Bouch was in the middle of other bridges as well at the time of collapse, all of which would immediately come under serious scrutiny, one of them was the rail bridge over the Firth of Forth where construction was halted immediately and the design reviewed from the original suspension bridge to a cantilever version.
Lessons from Failure
We’ve seen again and again, perhaps endlessly now, the fact that there is only a thin line between success and failure in structural engineering and this recurrent problem of human factors in ensuring that a potential failure is not stopped. There are always technical factors as with most structural failures, in this case the bridge wasn’t designed to withstand the winter gales. One could in fact posit that the Tay Bridge was a bridge too ambitious, as the state of the art of structural engineering was found to be very wanting. It took the shock of the bridge failure to spur research into wind loading and the use of mild steel in place of cast iron.
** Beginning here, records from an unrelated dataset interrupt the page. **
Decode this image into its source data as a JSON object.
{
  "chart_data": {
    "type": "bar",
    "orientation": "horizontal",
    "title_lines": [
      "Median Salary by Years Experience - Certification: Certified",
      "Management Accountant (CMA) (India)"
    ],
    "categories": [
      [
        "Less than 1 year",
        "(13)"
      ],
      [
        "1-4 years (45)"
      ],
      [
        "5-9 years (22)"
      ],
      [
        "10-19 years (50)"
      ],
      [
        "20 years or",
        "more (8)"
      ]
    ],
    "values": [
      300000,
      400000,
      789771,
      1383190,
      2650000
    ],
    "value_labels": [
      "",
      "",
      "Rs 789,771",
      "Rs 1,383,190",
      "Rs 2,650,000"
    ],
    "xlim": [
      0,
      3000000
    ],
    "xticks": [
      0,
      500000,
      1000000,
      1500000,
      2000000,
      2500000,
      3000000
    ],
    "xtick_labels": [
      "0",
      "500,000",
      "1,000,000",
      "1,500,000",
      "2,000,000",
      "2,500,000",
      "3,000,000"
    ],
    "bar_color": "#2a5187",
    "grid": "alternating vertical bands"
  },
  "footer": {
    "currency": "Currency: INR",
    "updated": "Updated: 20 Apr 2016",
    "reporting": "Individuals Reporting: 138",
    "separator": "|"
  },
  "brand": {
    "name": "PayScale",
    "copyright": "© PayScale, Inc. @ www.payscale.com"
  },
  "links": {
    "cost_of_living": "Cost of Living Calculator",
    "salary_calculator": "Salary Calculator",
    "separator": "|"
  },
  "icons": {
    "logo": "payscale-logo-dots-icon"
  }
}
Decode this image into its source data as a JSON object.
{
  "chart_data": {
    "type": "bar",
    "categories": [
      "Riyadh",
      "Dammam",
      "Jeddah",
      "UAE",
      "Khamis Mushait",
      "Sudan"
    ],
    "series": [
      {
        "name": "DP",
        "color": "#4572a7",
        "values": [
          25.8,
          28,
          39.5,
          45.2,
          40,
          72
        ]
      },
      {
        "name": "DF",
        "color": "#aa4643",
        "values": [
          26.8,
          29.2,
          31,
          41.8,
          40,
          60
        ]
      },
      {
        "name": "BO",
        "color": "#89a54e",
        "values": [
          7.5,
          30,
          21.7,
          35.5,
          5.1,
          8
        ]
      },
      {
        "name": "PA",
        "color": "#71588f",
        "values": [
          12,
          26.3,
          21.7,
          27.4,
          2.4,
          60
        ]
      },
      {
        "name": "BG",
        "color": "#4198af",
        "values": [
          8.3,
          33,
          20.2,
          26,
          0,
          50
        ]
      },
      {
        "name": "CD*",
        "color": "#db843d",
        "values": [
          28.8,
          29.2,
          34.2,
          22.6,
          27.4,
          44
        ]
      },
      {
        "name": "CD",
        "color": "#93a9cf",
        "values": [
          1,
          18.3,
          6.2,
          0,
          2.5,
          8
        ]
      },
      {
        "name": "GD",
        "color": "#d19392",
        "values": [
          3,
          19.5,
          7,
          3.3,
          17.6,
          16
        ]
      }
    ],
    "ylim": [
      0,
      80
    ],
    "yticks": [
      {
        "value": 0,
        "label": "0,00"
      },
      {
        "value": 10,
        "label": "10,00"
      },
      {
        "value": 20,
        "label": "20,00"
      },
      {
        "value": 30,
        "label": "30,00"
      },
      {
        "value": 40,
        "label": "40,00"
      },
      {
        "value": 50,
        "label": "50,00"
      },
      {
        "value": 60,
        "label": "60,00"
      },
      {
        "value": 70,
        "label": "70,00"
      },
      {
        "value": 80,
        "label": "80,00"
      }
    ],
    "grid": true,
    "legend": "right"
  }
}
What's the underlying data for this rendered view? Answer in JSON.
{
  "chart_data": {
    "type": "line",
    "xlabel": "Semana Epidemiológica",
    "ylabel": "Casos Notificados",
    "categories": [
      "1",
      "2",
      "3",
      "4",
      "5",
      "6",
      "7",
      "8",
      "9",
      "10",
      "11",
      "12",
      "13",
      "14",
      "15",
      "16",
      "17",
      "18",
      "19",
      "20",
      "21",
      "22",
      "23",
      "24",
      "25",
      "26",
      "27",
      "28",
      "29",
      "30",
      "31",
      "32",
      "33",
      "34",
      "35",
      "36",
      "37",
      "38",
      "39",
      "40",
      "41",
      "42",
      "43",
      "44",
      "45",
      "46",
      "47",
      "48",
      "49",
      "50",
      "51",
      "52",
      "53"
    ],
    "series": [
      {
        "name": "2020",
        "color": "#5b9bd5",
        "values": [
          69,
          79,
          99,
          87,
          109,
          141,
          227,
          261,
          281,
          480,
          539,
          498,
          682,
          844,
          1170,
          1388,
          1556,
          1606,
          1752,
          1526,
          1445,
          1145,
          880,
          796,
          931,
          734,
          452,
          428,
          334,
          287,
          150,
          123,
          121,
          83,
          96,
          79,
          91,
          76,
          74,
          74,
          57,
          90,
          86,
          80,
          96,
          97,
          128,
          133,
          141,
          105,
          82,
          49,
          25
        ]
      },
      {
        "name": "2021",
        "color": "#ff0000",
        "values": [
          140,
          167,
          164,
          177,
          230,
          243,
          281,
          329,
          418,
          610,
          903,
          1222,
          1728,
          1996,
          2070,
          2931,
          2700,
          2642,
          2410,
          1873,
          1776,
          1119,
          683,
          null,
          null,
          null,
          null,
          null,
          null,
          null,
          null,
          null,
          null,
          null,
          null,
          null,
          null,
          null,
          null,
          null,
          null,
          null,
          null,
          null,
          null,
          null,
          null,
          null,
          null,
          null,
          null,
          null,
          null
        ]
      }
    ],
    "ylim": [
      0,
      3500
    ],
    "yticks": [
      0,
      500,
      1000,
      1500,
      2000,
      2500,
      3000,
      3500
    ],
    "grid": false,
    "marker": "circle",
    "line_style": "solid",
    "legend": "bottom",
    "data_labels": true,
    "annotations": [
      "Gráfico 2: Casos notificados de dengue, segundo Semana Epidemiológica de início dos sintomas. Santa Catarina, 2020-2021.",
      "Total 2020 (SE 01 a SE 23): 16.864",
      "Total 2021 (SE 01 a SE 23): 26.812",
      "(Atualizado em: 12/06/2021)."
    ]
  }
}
Thomas Bouch can be pardoned for his ignorance of wind pressures as he was not alone, however, he cannot be exonerated from his general lack of supervision during the construction of the bridge. At the panel of inquiry, it would have been obvious to anyone who had to attend, that so much was left to subordinates, most of which were either inexperienced or unqualified. For instance, the panel of inquiry would find that, “Beaumont Egg” was used in disguising the imperfections in the cast iron used in the construction of the lattice girders. When these finding was put across to Bouch, he too agreed that this was ‘unworkmanlike’ and that if he had known, he would have ensured that the cast iron were cast vertically to avoid imperfections. When the panel of inquiry pressed further it was found that the source of the “Beaumont Egg” was a foreman molder who had being given far more leeway than should’ve ever been tolerated.
The Failure of the Tay Bridge is a lesson to Project Managers and Civil Engineers on how not to supervise a large project. The replacement Tay bridge would be started by 1883 and this time would take only 4 years to complete, in 1887. It featured solid masonry and iron for the piers, this time had a two-track deck (Figure 4). The legacy of the old bridge is still a reality as the old piers are still very present and visible .
See: The I35W Bridge Failure: Another Instance of Implicit Assumption
Today, there is a very detailed memorial that holds the names of the victims of the Tay Bridge disaster on the North side and pointing in the direction of the high girders (Figure 5).
Sources & Citation
- Lewis P and Reynolds K. ‘Forensic Engineering: an appraisal of the Tay Bridge Disaster,’ (Accessed: Oct 2022)
- Pins Dorf M.K., ‘Engineering Dreams into Disaster: History of the Tay Bridge,’ (Accessed: Oct 2022)
- Burt P.J (2004) ‘The great storm and the fall of the first Tay bridge,’ (Accessed: Oct 2022).
- “The Architect of Scotland’s Tay Bridge Disaster,” The Independent. 27 December 2019. Archived from the original on 29 October 2022.
- Wikipedia (2022) ” The Tay Bridge Disaster“
- Brick Immortar. “Disaster by Design: The Tay Bridge“
The Tay Bridge Collapse is a tragic reminder of the importance of thorough design and construction in engineering. The disaster, caused by poor design, inadequate supervision, and a lack of understanding of wind forces, highlights the need for rigorous safety standards and careful planning in infrastructure projects. The lessons learned from this failure continue to influence engineering practices today.